Note: Theoretically, the trend is bounded by the global_floor and global_cap. However, because of seasonality and regression, the predictions can still be slightly lower than the floor or higher than the cap.

flat trend

[8]:
%%time

dlt = DLT(
    response_col=response_col,
    date_col=date_col,
    estimator='stan-map',
    seasonality=52,
    seed=8888,
    global_trend_option='flat',
    # for prediction uncertainty
    n_bootstrap_draws=1000,
)

dlt.fit(df)
predicted_df = dlt.predict(test_df)
_ = plot_predicted_data(df, predicted_df, date_col, response_col,  title='DLT Flat Global Trend')
INFO:orbit:Optimizing (PyStan) with algorithm: LBFGS.
../_images/tutorials_dlt_20_1.png
CPU times: user 1.01 s, sys: 101 ms, total: 1.11 s
Wall time: 883 ms

Regression

You can also add regressors into the model by specifying regressor_col. This serves the purpose of nowcasting or forecasting when exogenous regressors are known such as events and holidays. Without losing generality, the interface is set to be

\[\beta_j ~\sim \mathcal{N}(\mu_j, \sigma_j^2)\]

where \(\mu_j = 0\) and \(\sigma_j = 1\) by default as a non-informative prior. These two parameters are set by the arguments regressor_beta_prior and regressor_sigma_prior as a list. For example,

[9]:
dlt = DLT(
    response_col=response_col,
    date_col=date_col,
    estimator='stan-mcmc',
    seed=8888,
    seasonality=52,
    regressor_col=['trend.unemploy', 'trend.filling'],
    regressor_beta_prior=[0.1, 0.3],
    regressor_sigma_prior=[0.5, 2.0],
)

dlt.fit(df)
predicted_df = dlt.predict(df, decompose=True)
plot_predicted_components(predicted_df, date_col);
INFO:orbit:Sampling (PyStan) with chains: 4, cores: 8, temperature: 1.000, warmups (per chain): 225 and samples(per chain): 25.
WARNING:pystan:Maximum (flat) parameter count (1000) exceeded: skipping diagnostic tests for n_eff and Rhat.
To run all diagnostics call pystan.check_hmc_diagnostics(fit)
../_images/tutorials_dlt_23_1.png

One can also use .get_regression_coefs to extract the regression coefficients along with the confidence interval when posterior samples are available. The default lower and upper limits are set to be .05 and .95.

[10]:
dlt.get_regression_coefs()
[10]:
regressor regressor_sign coefficient coefficient_lower coefficient_upper Pr(coef >= 0) Pr(coef < 0)
0 trend.unemploy Regular 0.048654 0.024427 0.080138 1.00 0.00
1 trend.filling Regular 0.069065 -0.002541 0.159119 0.92 0.08

There are much more configurations on regression such as the regressors sign and penalty type. They will be discussed in subsequent sections.

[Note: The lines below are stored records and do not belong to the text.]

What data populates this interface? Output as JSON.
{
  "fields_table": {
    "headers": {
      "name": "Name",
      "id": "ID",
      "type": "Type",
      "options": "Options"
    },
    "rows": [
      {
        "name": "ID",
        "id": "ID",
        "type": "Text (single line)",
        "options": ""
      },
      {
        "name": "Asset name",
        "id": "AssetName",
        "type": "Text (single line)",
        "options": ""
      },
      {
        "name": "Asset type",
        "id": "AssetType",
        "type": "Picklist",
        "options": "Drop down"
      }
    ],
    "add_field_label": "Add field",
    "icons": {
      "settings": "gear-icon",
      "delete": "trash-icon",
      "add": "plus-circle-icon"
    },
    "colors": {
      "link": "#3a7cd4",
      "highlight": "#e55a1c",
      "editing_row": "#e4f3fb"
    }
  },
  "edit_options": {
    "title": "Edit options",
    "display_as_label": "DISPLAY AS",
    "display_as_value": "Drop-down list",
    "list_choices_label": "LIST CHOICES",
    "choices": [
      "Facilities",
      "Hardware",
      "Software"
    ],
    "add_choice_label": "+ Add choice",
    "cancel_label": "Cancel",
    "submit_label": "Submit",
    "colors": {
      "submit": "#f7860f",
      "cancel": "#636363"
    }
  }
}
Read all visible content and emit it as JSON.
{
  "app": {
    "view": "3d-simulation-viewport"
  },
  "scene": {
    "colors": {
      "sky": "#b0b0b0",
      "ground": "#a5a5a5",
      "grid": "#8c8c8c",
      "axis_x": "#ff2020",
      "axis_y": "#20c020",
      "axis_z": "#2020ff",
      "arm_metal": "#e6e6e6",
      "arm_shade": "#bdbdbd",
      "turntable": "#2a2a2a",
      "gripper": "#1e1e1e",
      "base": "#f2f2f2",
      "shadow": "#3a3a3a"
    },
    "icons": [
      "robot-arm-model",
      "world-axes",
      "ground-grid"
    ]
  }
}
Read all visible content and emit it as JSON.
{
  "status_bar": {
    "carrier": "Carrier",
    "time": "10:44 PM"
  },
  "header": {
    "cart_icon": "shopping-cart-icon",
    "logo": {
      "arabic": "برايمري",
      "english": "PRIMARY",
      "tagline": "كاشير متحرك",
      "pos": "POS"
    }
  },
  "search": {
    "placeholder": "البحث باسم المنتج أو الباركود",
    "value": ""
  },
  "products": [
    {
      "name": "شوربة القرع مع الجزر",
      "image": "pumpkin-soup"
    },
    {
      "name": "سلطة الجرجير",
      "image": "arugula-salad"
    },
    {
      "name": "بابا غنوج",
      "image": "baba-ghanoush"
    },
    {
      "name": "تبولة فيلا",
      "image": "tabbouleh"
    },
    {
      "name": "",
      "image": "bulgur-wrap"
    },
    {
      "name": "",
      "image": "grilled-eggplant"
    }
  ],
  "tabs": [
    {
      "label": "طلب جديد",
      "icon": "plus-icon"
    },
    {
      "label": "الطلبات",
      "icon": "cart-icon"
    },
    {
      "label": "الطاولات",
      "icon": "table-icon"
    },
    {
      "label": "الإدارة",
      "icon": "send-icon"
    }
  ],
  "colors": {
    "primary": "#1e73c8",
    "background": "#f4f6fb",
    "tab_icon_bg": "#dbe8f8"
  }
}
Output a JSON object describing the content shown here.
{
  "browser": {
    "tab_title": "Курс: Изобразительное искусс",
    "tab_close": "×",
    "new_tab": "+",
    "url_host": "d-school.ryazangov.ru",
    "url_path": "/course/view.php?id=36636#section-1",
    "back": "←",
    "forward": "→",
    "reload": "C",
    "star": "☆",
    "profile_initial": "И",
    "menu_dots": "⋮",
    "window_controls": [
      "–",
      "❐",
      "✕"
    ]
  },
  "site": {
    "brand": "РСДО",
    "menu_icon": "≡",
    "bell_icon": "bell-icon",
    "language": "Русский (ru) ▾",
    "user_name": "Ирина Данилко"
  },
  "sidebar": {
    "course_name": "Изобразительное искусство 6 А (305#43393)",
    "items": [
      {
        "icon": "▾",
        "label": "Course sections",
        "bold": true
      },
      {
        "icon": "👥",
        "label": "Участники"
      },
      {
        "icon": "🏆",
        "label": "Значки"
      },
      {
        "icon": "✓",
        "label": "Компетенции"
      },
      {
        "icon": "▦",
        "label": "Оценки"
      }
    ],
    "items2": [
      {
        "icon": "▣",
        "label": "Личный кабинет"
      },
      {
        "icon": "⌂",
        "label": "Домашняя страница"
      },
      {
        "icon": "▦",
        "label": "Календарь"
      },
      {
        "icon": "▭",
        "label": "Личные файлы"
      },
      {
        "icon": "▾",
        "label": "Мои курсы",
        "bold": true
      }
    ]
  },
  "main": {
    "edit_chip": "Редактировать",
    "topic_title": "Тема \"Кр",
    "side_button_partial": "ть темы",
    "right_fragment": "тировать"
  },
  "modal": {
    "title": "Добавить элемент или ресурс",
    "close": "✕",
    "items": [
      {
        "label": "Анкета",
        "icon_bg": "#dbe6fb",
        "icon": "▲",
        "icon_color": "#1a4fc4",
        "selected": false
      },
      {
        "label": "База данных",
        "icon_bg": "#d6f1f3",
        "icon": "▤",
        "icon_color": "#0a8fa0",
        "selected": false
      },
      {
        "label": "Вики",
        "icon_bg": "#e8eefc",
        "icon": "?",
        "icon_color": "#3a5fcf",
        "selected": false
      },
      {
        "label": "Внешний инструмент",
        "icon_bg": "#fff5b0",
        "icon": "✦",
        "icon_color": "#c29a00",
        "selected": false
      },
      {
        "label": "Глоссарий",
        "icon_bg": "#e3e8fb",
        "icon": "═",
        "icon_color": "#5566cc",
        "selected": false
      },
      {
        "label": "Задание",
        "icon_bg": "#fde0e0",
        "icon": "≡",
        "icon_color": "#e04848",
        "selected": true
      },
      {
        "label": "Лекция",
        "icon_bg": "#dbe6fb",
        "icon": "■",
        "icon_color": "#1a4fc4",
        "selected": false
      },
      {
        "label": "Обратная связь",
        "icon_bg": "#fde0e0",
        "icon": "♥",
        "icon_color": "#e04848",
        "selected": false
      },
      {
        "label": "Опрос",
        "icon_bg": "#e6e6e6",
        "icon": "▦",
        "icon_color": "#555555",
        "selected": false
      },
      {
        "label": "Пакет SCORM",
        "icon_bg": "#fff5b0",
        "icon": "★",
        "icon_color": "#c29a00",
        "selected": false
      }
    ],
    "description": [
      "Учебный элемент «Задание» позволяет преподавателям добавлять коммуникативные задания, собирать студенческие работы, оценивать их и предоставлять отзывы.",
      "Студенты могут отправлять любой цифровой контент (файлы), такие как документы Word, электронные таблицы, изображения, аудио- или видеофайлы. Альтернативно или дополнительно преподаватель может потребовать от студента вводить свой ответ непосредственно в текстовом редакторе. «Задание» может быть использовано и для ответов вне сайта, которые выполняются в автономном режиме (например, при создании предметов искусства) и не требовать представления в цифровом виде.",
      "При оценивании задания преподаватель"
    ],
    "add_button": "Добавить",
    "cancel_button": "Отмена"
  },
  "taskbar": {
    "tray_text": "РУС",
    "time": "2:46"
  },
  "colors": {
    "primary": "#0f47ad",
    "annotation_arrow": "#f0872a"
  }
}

High Dimensional and Fourier Series Regression

In case of high dimensional regression, users can consider fixing the smoothness with a relatively small levels smoothing values e.g. setting level_sm_input=0.01. This is particularly useful in modeling higher frequency time-series such as daily and hourly data using regression on Fourier series. Check out the examples/ folder for more details.